Eleutherodactylus sciagraphus
- Conservation status: Critically Endangered (IUCN 3.1)

Scientific classification
- Kingdom: Animalia
- Phylum: Chordata
- Class: Amphibia
- Order: Anura
- Family: Eleutherodactylidae
- Genus: Eleutherodactylus
- Species: E. sciagraphus
- Binomial name: Eleutherodactylus sciagraphus Schwartz, 1973

= Eleutherodactylus sciagraphus =

- Authority: Schwartz, 1973
- Conservation status: CR

Species of frog

Eleutherodactylus sciagraphus is a species of frog in the family Eleutherodactylidae. It is endemic to Haiti and only known from near its type locality at an elevation of 1060–1080 m asl in the Massif de la Hotte. Its specific name refers to its heavily barred hindlimbs.

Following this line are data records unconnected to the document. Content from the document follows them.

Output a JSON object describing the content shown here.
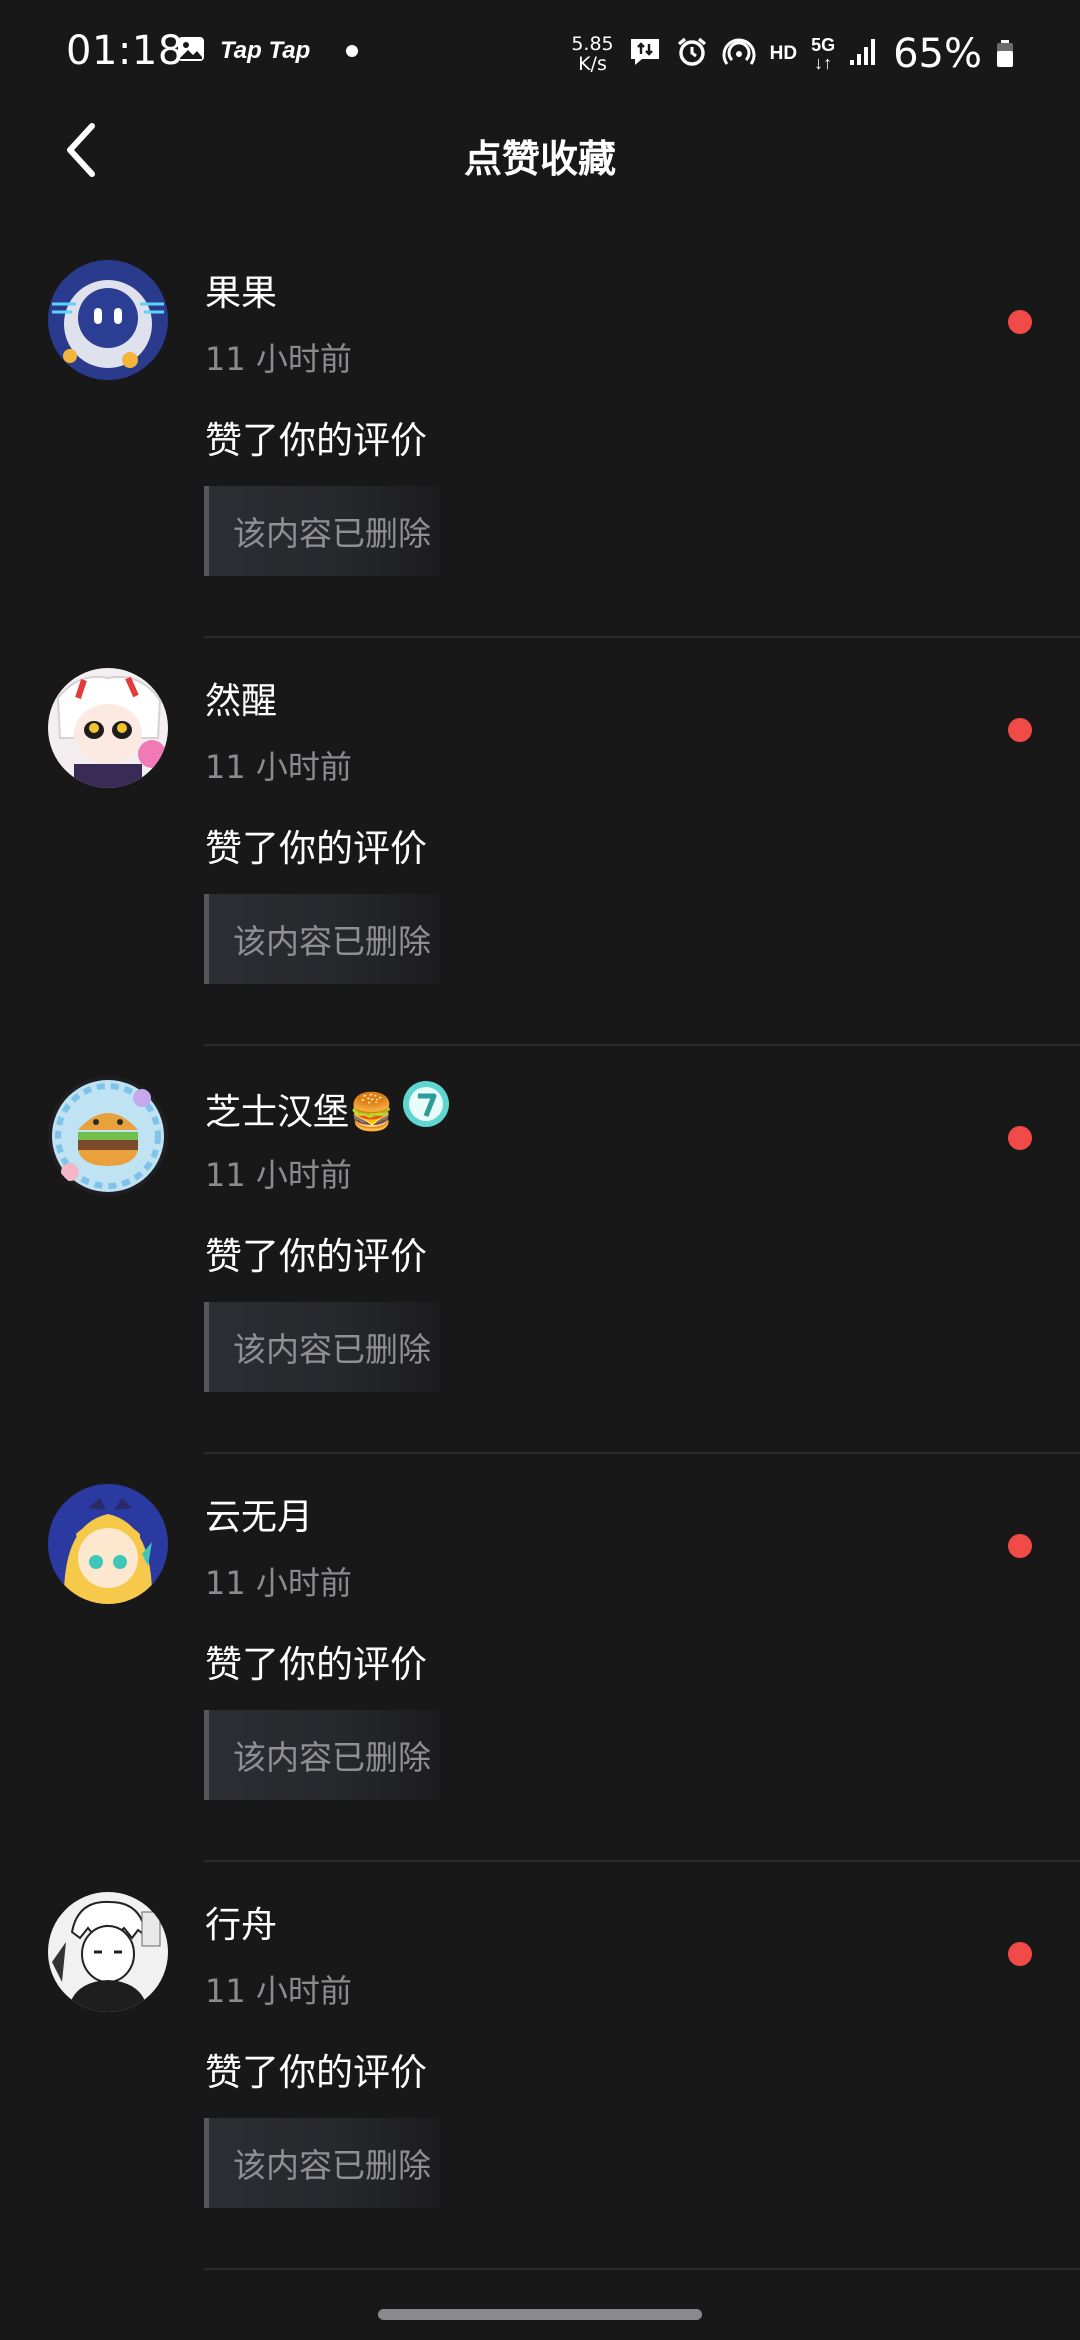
{
  "status_bar": {
    "time": "01:18",
    "app_name": "Tap Tap",
    "speed_value": "5.85",
    "speed_unit": "K/s",
    "hd": "HD",
    "network": "5G",
    "battery": "65%",
    "icons": [
      "gallery-icon",
      "message-icon",
      "alarm-icon",
      "hotspot-icon",
      "signal-icon",
      "battery-icon"
    ]
  },
  "header": {
    "title": "点赞收藏",
    "back_icon": "back-chevron-icon"
  },
  "notifications": [
    {
      "name": "果果",
      "time": "11 小时前",
      "action": "赞了你的评价",
      "content": "该内容已删除",
      "unread": true
    },
    {
      "name": "然醒",
      "time": "11 小时前",
      "action": "赞了你的评价",
      "content": "该内容已删除",
      "unread": true
    },
    {
      "name": "芝士汉堡🍔",
      "time": "11 小时前",
      "action": "赞了你的评价",
      "content": "该内容已删除",
      "unread": true,
      "badge": "verified-badge-icon"
    },
    {
      "name": "云无月",
      "time": "11 小时前",
      "action": "赞了你的评价",
      "content": "该内容已删除",
      "unread": true
    },
    {
      "name": "行舟",
      "time": "11 小时前",
      "action": "赞了你的评价",
      "content": "该内容已删除",
      "unread": true
    }
  ],
  "colors": {
    "background": "#181819",
    "unread_dot": "#f04b48",
    "secondary_text": "#8b8b8f",
    "badge": "#5fd6d0"
  }
}
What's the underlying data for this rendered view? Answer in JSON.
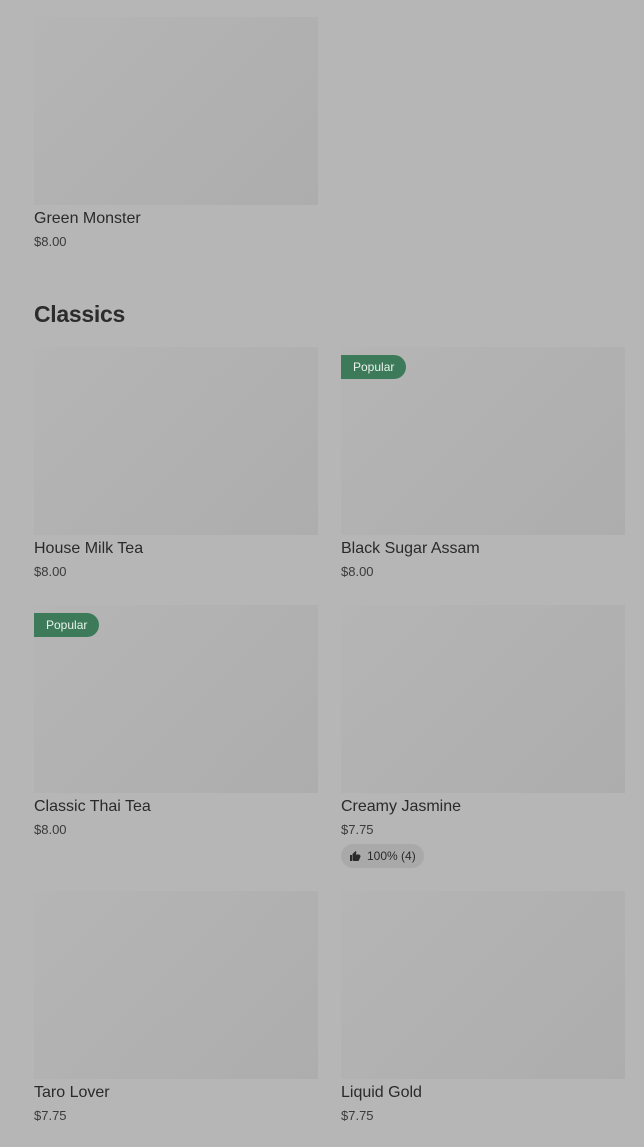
{
  "sections": [
    {
      "items": [
        {
          "name": "Green Monster",
          "price": "$8.00"
        }
      ]
    },
    {
      "title": "Classics",
      "items": [
        {
          "name": "House Milk Tea",
          "price": "$8.00"
        },
        {
          "name": "Black Sugar Assam",
          "price": "$8.00",
          "badge": "Popular"
        },
        {
          "name": "Classic Thai Tea",
          "price": "$8.00",
          "badge": "Popular"
        },
        {
          "name": "Creamy Jasmine",
          "price": "$7.75",
          "rating": "100% (4)",
          "rating_icon": "thumbs-up-icon"
        },
        {
          "name": "Taro Lover",
          "price": "$7.75"
        },
        {
          "name": "Liquid Gold",
          "price": "$7.75"
        }
      ]
    }
  ],
  "colors": {
    "badge_bg": "#3d7a5a",
    "page_bg": "#b6b6b6"
  }
}
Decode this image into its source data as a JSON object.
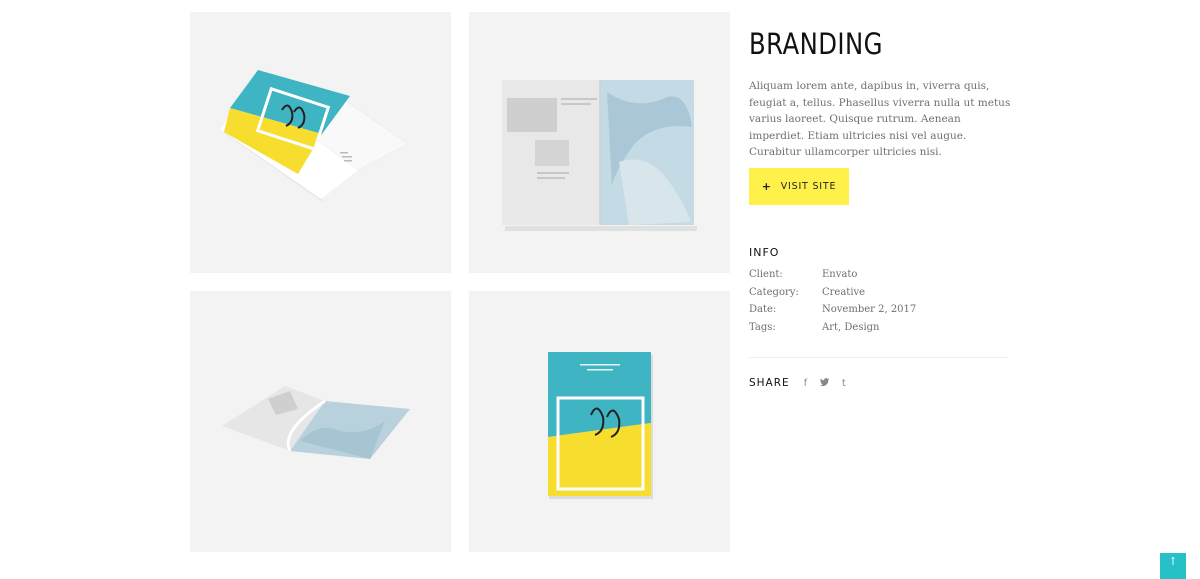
{
  "project": {
    "title": "BRANDING",
    "description": "Aliquam lorem ante, dapibus in, viverra quis, feugiat a, tellus. Phasellus viverra nulla ut metus varius laoreet. Quisque rutrum. Aenean imperdiet. Etiam ultricies nisi vel augue. Curabitur ullamcorper ultricies nisi."
  },
  "visit_button": {
    "icon": "+",
    "label": "VISIT SITE",
    "color": "#fff04a"
  },
  "info": {
    "heading": "INFO",
    "rows": [
      {
        "key": "Client:",
        "value": "Envato"
      },
      {
        "key": "Category:",
        "value": "Creative"
      },
      {
        "key": "Date:",
        "value": "November 2, 2017"
      },
      {
        "key": "Tags:",
        "value": "Art, Design"
      }
    ]
  },
  "share": {
    "label": "SHARE",
    "icons": [
      "facebook-icon",
      "twitter-icon",
      "tumblr-icon"
    ],
    "glyphs": [
      "f",
      "❦",
      "t"
    ]
  },
  "scroll_top": {
    "glyph": "↑",
    "color": "#26c0c8"
  },
  "colors": {
    "teal": "#3fb5c4",
    "yellow": "#f7dd2e",
    "tile_bg": "#f3f3f3"
  }
}
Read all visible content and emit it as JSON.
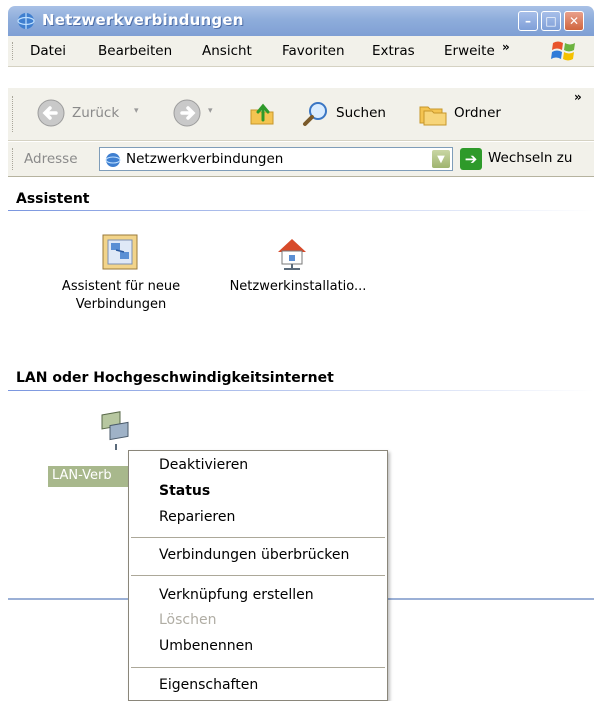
{
  "window": {
    "title": "Netzwerkverbindungen",
    "buttons": {
      "minimize": "–",
      "maximize": "□",
      "close": "✕"
    }
  },
  "menu": {
    "items": [
      "Datei",
      "Bearbeiten",
      "Ansicht",
      "Favoriten",
      "Extras",
      "Erweite"
    ],
    "overflow": "»"
  },
  "toolbar": {
    "back_label": "Zurück",
    "search_label": "Suchen",
    "folders_label": "Ordner",
    "overflow": "»"
  },
  "address": {
    "label": "Adresse",
    "value": "Netzwerkverbindungen",
    "go_label": "Wechseln zu"
  },
  "groups": [
    {
      "heading": "Assistent",
      "items": [
        {
          "label_line1": "Assistent für neue",
          "label_line2": "Verbindungen"
        },
        {
          "label_line1": "Netzwerkinstallatio...",
          "label_line2": ""
        }
      ]
    },
    {
      "heading": "LAN oder Hochgeschwindigkeitsinternet",
      "items": [
        {
          "label_line1": "LAN-Verb",
          "label_line2": ""
        }
      ]
    }
  ],
  "context_menu": {
    "items": [
      {
        "label": "Deaktivieren",
        "style": "normal"
      },
      {
        "label": "Status",
        "style": "bold"
      },
      {
        "label": "Reparieren",
        "style": "normal"
      },
      {
        "label": "Verbindungen überbrücken",
        "style": "normal"
      },
      {
        "label": "Verknüpfung erstellen",
        "style": "normal"
      },
      {
        "label": "Löschen",
        "style": "disabled"
      },
      {
        "label": "Umbenennen",
        "style": "normal"
      },
      {
        "label": "Eigenschaften",
        "style": "normal"
      }
    ]
  },
  "colors": {
    "title_bar": "#8eaddb",
    "selection": "#a8b88c",
    "go_arrow": "#2e9a2a"
  }
}
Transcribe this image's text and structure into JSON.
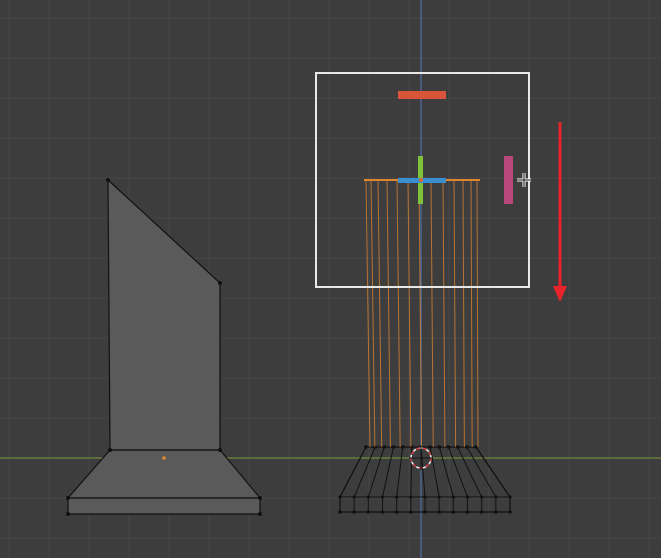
{
  "viewport": {
    "view": "front-orthographic",
    "mode": "edit",
    "grid": true,
    "colors": {
      "background": "#3d3d3d",
      "grid_line": "#474747",
      "x_axis": "#7a9a3c",
      "z_axis": "#4f6fa8",
      "mesh_face": "#5a5a5a",
      "mesh_edge": "#111111",
      "selected_edge": "#e0862e",
      "gizmo_box": "#e8e8e8",
      "gizmo_x": "#d8553a",
      "gizmo_y": "#7ec23a",
      "gizmo_z": "#3a8fd0",
      "gizmo_view": "#b8477a",
      "cursor_3d": "#e04040",
      "annotation_arrow": "#e8242a"
    }
  },
  "objects": [
    {
      "name": "slanted-pedestal",
      "selected": false
    },
    {
      "name": "cylinder-pedestal",
      "selected": true,
      "selected_part": "top-edge-loop"
    }
  ],
  "gizmo": {
    "type": "move",
    "handles": [
      "x-plane-handle",
      "y-axis-handle",
      "z-axis-handle",
      "view-handle"
    ]
  },
  "annotation": {
    "icon": "arrow-down-icon"
  }
}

Its common name is Sud robber frog.

==Description==
Males measure 15–17 mm and females 18–21 mm in snout–vent length. Dorsum is greenish to gray to unicolor dark brown. Venter is white or yellowish with dark gray to black markings in many individuals. Hindlimbs are banded with many primary bars and prominent shadow bars.

==Habitat and conservation==
This rare species was last recorded in 1984. Its natural habitat is closed moist forest where it occurs under rocks. It is threatened by habitat loss occurring in the area and not known from any protected area.